I consider babydudes to be a staple of Nostrand Avenue. I think it is fair to give babydudes that designation when I routinely witness proprietors of other neighborhood shops spending time there. Hannah Jacobs and Tali Petschek are partners in life and business, which is immediately reflective of the cafe experience. It is approachable and creates an environment where patrons can feel at home while enjoying coffee and inventive menu items.
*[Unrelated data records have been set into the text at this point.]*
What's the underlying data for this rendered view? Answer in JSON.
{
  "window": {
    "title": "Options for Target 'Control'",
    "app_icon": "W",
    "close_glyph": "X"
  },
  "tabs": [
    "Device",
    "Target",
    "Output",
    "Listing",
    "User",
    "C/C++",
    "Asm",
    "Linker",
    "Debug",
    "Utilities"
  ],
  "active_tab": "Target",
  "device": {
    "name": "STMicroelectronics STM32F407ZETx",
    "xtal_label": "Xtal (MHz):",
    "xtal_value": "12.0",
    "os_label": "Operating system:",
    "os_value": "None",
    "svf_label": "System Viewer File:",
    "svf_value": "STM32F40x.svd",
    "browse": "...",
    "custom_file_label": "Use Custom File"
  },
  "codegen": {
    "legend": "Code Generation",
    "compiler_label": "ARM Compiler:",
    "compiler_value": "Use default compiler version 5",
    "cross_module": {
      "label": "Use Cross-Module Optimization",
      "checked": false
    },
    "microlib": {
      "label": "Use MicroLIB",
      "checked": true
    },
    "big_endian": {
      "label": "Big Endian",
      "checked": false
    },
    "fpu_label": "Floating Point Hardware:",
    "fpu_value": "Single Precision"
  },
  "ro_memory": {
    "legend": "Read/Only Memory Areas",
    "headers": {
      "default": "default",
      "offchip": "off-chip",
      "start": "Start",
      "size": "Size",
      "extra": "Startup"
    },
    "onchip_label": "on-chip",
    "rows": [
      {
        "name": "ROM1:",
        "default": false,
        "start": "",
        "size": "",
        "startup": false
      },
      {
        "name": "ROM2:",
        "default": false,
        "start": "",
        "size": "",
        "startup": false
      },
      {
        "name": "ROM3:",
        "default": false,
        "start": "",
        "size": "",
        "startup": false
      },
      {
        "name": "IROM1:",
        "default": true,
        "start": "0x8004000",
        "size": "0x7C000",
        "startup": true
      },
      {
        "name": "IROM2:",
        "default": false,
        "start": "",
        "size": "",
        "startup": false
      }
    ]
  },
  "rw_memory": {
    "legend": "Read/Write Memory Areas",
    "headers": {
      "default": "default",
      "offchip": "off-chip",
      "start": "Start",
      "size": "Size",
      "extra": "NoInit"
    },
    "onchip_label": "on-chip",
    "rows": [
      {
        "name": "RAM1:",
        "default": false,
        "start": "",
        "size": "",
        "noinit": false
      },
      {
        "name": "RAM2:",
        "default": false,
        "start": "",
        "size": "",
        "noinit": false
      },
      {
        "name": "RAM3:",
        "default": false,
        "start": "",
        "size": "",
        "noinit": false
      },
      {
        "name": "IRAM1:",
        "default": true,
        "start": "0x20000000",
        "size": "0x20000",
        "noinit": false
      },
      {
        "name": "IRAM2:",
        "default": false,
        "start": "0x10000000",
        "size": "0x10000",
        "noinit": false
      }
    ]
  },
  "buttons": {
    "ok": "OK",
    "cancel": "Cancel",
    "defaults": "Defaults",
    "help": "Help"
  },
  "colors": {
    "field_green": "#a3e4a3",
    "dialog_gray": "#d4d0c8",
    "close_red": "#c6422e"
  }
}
I was recently voted onto the NAIA board of directors, and I am eager to support the young proprietors working on Nostrand Avenue. I frequently stop in for coffee at babydudes, chat about Community Board 8 gossip, and without too much persuasion, was granted permission to interview Tali and Hannah for my first NAIA merchant spotlight. On a sunny Friday afternoon Hannah was at the register and Tali was prepping menu items. It was especially enjoyable to witness them working in tandem in the kitchen while reflecting on responses to my questions, even if only for a few minutes. I summarized our conversation and used direct quotes when applicable.

When were you ready to transition from pop-up eatery to a more permanent presence in the neighborhood?

Hannah and Tali were not actively seeking a brick and mortar space even though their pop-up eateries were overwhelmingly supported with positive feedback. The opportunity for a permanent location occurred organically. The previous tenant of a Nostrand Avenue space with connections to Hannah transferred their commercial lease. It was not a stereotypical business plan supported by investors. Hannah and Tali took advantage of the opportunity presented to them given the existing foundation from their pop-up experiences.

What occurred the first time you prepared food together that led you to believe combining forces could result in something special?

Hannah and Tali met at the Eleven36 kitchen, a full-service catering company and take-away café located on President Street in Crown Heights. The kitchen atmosphere was unlike stereotypical masculine spaces. It was immediately evident how the atmosphere of the Eleven36 kitchen impacted the careers of Hannah and Tali. They were learning in an emerging and creative kitchen space. Mistakes were made, but because of the environment, the critique was constructive.They are independent forces with different cooking techniques flourishing in a collaborative effort.

They were unfazed by the chaotic nature of running pop-up eateries because of the Eleven36 experience. Tali expressed her first cooking experience with Hannah as “powerful, comfortable and fun”. Tali casually made a statement about setting 3AM alarms to check on pork roasts prior to a pop-up event. The normalcy of the odd situation will obviously make the day to day efforts of their cafe seem simple by comparison.

Best compliment from someone in the restaurant industry?

There was no direct or single compliment mentioned, but I can immediately tell Hannah is appreciative of other members of the restaurant industry visiting babydudes. They are regulars. Other proprietors in the neighborhood can easily get coffee at their own shops or cafes but they routinely stop into babydudes. Hannah and Tali unlock babydudes every morning and approach the workday as regular employees, despite running the show behind the scenes as proprietors. Hannah and Tali are grounded while respecting the work and customers. Being present is truly felt and appreciated by the customer base. They plan to be here for the long haul. Hannah added, “while waking up early and working our butts off, we will incorporate the community and be involved every single day.”